Poster boy

Genius though he was, Gödel was not a poster boy for mathematical sanity. Obsessed with ghosts and demons and an imagined heart ailment, he checked himself in and out of sanitariums many times in his adult life for treatment of depression and acute anxiety. He was always a finicky eater, but as he got older he ate less and less, refusing to take food from anyone but his wife Adele, fearing that other people were secretly trying to poison him. At sixty-four he weighed only eighty-six pounds. In the middle of 1977, when Adele was hospitalized for major surgery, he stopped eating altogether, and by the following January starved himself to death at the age of seventy-one. In his dying days he had serious doubts that his life’s work amounted to anything more than the discovery of another silly paradox à la Barber of Seville. He was plagued by Russell’s nightmare of future librarians trashing his work.

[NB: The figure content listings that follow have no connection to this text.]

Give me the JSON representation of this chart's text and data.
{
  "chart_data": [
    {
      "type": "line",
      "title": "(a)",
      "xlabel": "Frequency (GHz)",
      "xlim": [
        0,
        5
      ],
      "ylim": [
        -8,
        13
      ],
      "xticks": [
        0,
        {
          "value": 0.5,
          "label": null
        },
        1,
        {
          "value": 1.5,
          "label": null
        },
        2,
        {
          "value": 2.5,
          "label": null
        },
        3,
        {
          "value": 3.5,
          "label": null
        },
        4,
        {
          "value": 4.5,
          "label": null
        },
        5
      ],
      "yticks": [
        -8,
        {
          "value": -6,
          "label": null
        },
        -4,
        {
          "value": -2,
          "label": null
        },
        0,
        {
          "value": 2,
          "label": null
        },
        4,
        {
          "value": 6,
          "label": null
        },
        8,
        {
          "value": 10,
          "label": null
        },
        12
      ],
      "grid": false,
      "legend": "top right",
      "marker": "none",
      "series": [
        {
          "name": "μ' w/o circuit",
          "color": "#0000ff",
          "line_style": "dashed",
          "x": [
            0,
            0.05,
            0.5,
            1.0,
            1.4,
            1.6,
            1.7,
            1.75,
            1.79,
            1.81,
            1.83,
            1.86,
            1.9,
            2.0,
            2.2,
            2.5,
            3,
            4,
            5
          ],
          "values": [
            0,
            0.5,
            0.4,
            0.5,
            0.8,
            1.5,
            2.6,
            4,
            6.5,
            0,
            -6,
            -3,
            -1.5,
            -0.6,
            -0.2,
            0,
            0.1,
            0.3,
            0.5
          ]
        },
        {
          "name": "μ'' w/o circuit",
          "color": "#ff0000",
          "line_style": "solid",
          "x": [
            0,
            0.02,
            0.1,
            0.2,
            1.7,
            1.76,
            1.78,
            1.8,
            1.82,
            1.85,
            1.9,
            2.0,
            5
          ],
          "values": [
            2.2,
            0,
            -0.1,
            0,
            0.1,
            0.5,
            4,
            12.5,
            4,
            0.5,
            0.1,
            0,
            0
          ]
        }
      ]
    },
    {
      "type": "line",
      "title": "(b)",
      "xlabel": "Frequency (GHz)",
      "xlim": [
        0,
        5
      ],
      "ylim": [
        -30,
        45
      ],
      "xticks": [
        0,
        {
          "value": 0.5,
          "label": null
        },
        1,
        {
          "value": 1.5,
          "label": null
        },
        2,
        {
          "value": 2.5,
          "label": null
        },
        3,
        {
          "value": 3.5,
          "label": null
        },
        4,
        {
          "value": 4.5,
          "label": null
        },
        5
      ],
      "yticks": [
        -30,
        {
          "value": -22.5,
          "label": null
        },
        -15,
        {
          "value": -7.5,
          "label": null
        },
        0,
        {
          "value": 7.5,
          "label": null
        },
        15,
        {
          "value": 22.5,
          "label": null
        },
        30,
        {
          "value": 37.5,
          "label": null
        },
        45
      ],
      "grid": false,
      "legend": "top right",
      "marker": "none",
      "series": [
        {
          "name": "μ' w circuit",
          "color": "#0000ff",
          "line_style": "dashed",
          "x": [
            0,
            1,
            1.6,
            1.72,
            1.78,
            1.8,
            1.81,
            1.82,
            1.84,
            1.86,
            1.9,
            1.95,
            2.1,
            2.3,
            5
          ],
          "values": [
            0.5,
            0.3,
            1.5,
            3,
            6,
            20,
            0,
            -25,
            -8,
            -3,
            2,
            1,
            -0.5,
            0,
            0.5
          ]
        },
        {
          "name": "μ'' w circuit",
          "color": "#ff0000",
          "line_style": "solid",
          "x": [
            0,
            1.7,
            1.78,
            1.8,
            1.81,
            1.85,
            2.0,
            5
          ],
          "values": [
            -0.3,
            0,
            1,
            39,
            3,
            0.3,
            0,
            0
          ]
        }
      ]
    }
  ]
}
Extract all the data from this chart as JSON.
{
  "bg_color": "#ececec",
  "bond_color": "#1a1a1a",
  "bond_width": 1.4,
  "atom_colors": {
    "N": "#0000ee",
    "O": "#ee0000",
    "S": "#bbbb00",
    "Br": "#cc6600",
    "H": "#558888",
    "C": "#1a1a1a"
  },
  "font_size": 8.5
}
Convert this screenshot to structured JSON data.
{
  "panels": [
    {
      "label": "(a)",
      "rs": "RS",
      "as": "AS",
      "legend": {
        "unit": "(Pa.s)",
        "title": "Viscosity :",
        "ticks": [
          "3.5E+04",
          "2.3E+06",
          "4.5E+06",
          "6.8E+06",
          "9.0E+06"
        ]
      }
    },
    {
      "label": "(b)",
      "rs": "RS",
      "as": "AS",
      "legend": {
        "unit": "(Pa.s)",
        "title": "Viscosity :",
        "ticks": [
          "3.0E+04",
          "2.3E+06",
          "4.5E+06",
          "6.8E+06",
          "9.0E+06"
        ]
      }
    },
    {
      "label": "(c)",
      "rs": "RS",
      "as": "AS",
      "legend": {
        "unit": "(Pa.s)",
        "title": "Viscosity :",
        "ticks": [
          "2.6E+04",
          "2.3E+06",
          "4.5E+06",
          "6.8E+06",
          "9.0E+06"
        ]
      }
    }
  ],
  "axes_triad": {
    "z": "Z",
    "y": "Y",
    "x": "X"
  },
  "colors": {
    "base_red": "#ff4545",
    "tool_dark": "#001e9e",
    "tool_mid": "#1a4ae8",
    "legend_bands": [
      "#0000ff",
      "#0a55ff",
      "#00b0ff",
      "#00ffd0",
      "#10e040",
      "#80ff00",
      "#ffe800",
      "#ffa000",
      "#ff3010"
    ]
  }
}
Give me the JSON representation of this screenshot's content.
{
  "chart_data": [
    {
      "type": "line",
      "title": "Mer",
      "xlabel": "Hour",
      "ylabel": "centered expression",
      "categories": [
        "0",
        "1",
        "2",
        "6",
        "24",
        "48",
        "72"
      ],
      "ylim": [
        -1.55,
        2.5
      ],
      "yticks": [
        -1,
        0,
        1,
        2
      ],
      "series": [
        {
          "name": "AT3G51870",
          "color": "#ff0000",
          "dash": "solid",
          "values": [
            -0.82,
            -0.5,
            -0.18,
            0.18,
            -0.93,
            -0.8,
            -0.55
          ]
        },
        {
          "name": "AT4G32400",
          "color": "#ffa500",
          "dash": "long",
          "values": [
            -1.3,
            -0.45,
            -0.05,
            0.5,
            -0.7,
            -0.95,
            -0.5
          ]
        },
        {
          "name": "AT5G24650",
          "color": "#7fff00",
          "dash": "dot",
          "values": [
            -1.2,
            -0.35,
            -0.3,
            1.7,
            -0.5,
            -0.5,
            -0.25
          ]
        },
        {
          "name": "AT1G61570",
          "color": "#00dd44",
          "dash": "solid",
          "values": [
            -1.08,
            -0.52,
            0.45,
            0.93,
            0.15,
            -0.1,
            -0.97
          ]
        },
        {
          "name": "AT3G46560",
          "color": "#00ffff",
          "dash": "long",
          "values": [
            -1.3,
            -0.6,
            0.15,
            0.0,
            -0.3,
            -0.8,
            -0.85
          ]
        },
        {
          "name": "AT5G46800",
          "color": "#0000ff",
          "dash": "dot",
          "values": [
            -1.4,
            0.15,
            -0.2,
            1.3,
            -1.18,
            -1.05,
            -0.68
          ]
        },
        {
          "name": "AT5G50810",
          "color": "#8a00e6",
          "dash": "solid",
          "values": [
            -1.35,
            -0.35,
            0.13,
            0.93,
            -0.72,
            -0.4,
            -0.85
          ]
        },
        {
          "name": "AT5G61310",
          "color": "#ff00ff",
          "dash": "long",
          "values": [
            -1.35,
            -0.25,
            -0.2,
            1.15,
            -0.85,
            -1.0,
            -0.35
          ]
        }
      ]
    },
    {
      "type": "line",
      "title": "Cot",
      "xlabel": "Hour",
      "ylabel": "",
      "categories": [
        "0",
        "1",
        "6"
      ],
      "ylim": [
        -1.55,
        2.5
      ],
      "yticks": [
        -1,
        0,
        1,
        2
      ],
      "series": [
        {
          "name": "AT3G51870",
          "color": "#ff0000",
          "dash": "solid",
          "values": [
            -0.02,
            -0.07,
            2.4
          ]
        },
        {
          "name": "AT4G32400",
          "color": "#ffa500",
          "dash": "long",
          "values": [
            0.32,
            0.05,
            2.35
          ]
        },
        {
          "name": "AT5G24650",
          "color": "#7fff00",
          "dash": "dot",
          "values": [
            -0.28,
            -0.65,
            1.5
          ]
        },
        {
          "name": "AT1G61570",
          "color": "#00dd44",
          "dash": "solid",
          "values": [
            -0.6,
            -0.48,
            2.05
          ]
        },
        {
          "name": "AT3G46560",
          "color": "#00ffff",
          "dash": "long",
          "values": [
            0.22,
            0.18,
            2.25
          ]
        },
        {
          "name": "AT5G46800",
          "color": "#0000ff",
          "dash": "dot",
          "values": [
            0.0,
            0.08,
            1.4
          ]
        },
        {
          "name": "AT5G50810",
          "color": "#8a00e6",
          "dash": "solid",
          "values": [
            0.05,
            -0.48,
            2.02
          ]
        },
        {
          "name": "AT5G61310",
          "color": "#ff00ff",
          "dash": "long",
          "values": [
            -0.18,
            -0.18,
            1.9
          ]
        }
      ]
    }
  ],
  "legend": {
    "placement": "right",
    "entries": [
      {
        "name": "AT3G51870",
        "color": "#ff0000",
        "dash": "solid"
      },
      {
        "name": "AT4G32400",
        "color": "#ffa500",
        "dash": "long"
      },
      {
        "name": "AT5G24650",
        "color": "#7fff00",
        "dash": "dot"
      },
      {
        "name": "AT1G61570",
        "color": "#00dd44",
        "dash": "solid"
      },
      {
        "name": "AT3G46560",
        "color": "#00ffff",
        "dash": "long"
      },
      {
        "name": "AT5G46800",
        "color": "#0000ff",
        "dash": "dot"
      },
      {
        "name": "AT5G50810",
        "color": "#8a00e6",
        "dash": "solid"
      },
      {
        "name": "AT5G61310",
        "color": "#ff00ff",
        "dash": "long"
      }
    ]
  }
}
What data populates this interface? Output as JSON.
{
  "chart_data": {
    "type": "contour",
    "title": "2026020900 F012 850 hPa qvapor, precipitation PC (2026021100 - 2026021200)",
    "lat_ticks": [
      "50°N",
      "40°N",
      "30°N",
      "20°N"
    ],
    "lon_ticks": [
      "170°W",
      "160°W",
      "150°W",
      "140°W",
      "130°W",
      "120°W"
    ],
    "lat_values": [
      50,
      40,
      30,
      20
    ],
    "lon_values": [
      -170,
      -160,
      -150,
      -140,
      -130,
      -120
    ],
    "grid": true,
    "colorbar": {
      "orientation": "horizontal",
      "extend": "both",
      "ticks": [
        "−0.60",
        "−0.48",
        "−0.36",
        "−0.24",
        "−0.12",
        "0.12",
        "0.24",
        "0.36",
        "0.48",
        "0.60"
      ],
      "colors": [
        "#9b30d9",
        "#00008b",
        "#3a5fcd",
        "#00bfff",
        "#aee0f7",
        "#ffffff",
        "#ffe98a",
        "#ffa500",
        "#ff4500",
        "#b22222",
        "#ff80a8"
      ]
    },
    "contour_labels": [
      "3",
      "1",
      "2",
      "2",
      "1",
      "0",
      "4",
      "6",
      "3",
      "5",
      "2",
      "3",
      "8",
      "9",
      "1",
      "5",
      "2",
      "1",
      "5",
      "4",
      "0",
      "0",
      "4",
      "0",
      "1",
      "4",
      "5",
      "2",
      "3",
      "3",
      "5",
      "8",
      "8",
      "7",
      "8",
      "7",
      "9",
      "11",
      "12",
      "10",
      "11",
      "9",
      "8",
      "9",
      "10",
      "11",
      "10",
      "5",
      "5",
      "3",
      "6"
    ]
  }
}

Paul Hoffman, The Man Who Loved Only Numbers

Just like an ordinary person

Graham had less success influencing Erdös’s health. “He badly needed a cataract operation,” Graham said. “I kept trying to persuade him to schedule it. But for years he refused, because he’d be laid up for a week, and he didn’t want to miss even seven days of working with mathematicians. He was afraid of being old and helpless and senile.” Like all of Erdös’s friends, Graham was concerned about his drug-taking. In 1979, Graham bet Erdös $500 that he couldn’t stop taking amphetamines for a month. Erdös accepted the challenge, and went cold turkey for thirty days. After Graham paid up — and wrote the $500 off as a business expense — Erdös said, “You’ve showed me I’m not an addict. But I didn’t get any work done. I’d get up in the morning and stare at a blank piece of paper. I’d have no ideas, just like an ordinary person. You’ve set mathamatics back a month.” He promptly resumed taking pills, and mathematics was the better for it.

Paul Hoffman, The Man Who Loved Only Numbers

Mathematical seduction

Ernst Straus was one of the few people who had the opportunity to observe firsthand the differences in style between the master physicist and the master matematician. In a tribute to Erdös on his seventieth birthday, Straus said: “Einstein often told me that the reason he chose physics over mathematics was that mathematics is so full of beautiful and attractive questions that one might easily waste one’s powers in pursuing them without finding the central questions. In physics he had the ‘nose’ for the central questions and he felt that it was the chief duty of the scientist to pursue those questions and not let himself be seduced by any problem — no matter how difficult or attractive it might be. Erdös has consistently and successfully violated every one of Einstein’s prescriptions. He has succumbed to the seduction of every beautiful problem he has encounted — and a great number have succumbed to him. This just proves to me that in the search for truth there is room for Don Juans like Erdös and Sir Galahads like Einstein.”